City officials are gearing up for a major battle over legislation that would allow multiple housing units on lots across the city—a hugely consequential change in local development rules that may well end up before voters next year.
Faced with sky-high rents and a state mandate to build more units, Supervisor Rafael Mandelman kicked off the latest effort to stoke housing construction with a proposed zoning change that would allow fourplexes on all lots currently limited to single-family housing. Two fellow supervisors have weighed in with their own proposals to allow fourplexes, but only with extensive affordable housing requirements.

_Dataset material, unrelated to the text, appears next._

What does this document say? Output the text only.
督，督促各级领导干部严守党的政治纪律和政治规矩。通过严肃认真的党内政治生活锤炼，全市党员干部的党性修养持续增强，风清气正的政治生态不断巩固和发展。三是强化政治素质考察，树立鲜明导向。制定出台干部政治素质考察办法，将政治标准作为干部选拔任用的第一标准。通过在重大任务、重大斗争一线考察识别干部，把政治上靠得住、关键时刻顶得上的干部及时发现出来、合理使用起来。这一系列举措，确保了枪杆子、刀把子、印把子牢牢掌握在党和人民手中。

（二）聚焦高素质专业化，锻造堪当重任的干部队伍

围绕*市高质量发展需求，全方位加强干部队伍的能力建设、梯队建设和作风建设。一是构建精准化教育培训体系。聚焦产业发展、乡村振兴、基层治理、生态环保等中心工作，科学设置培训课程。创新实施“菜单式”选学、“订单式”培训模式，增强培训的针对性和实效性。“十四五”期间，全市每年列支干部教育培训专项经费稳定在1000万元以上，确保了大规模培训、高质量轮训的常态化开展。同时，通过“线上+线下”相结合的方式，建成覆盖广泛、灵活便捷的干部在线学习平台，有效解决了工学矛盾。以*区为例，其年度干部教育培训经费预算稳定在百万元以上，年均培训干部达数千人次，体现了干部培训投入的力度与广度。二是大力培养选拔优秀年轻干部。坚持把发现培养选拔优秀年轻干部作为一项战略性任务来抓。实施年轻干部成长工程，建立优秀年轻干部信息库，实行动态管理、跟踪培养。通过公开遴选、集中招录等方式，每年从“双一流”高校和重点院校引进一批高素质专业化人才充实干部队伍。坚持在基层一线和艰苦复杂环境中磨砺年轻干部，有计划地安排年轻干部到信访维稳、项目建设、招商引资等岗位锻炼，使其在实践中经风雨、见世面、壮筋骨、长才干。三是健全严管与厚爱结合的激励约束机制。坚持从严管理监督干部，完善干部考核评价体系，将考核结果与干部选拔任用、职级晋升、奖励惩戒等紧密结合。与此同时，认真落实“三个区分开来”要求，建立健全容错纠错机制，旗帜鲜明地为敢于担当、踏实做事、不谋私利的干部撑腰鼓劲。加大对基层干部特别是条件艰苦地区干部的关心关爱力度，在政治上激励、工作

Now, with a green light in the form of unanimous approval from the city’s Planning Commission, Mandleman’s proposal is farthest along and will likely be taken up by the full Board of Supervisors in late January or early February. But if the proposals fail—or if the board approves a measure with too many restrictions—one pro-housing group says it plans to bring the question in front of voters in the form of a ballot measure.
Corey Smith, deputy director of the Housing Action Coalition, said the organization is working now to write a ballot measure that would upzone all single-family housing to allow fourplexes and enshrine tenant protections. His group would encourage Mayor London Breed to use her power to put the question on the ballot sometime next year.
“If the Board of Supervisors doesn’t pass an economically feasible [ordinance] … we are going to be aggressive, and we will go to the ballot collecting signatures,” Smith said.
The Housing Action Coalition, a local advocacy group, supports Mandelman’s proposal, which, unlike the other two, does not include provisions guaranteeing that new units would have to be affordable. Mandelman introduced the two ordinances that would enact his proposal earlier this year, and they were passed unanimously by the Planning Commission in mid-November.
A provision in Mandelman’s proposal added by the city’s planning department would also allow up to six units on all residential corner lots. Paving the way for these ordinances are two new state laws, Senate Bills 9 and 10, which will go into effect in January of 2022. SB 10 allows proposals like Mandelman’s—or any that allow up to 10 units per residential lot—to pass without waiting for normal environmental review processes, while SB 9 allows all residential lots to be split, effectively doubling the housing potential on any given lot.
Paired with Mandelman’s ordinances, the laws would open up areas in the city like the Sunset District that were previously closed off to medium- or high-density housing. The ordinances will be reviewed by the board’s land use committee before going in front of the full board.
“It feels like we are approaching the home stretch,” Mandelman said.
But his colleagues on the board have other ideas about how to make housing more accessible for San Franciscans.
Earlier this year, Supervisor Gordon Mar introduced his own proposal, which would allow fourplexes citywide so long as the newly built units provide a minimum of two bedrooms and are 100% affordable. His proposal would also institute rental rate caps and set limits on rent increases. Critics, including Smith, say those requirements will make it uneconomical for anyone to build additional units.
Supervisor Ahsha Safaí, meanwhile, introduced a proposal earlier the month that targets what he calls the “missing middle,” offering developers and owners streamlined project approval if they agree to build additional units on their lots and guarantee that half of them are affordable to anyone making 110% of the city’s median income as a renter, or 140% as an owner.
Mandelman said he will consider integrating rent control into his ordinances, but said it’s too much to ask small building owners to absorb the costs of the below-market-rate unit requirements included in Mar’s and Safaí’s proposals.
Dan Sider, chief of staff at the San Francisco Planning Department, said his staff is just starting to look at Mar’s and Safaí’s proposals and has yet to release any recommendations. But he said the planning department agrees that tacking on affordability restrictions to deeds would deter building, thus undermining the goal of creating more housing.
“If we ask too much on affordability and we get no units, that’s not a gain,” Sider said.
Smith said deed-restricted, below-market-rate unit requirements like those in Mar’s and Safaí’s proposals are a “nonstarter.” He’s also worried about the capacity of the Mayor’s Office of Housing and Community Development to manage an influx of new deed-restricted housing units.
“Every single person we’ve talked to that builds housing says putting deed-restrictions on housing … will be an economic disincentive to build housing,” Smith said.
In an email to the San Francisco Standard, Supervisor Matt Haney voiced his support for Mandelman’s legislation, of which he is a co-sponsor. No other supervisors responded to requests for comment for this story.
In any case, Smith said his group isn’t waiting around. HAC has been collaborating with other pro-housing advocates on a ballot measure with language similar to Mandelman’s proposal should the ordinances fail at the Board of Supervisors, which he calls the most anti-housing board in the city’s history.
“Fourplexes are the next checkpoint in terms of increasing density,” Smith said. “We see this as a starting point.”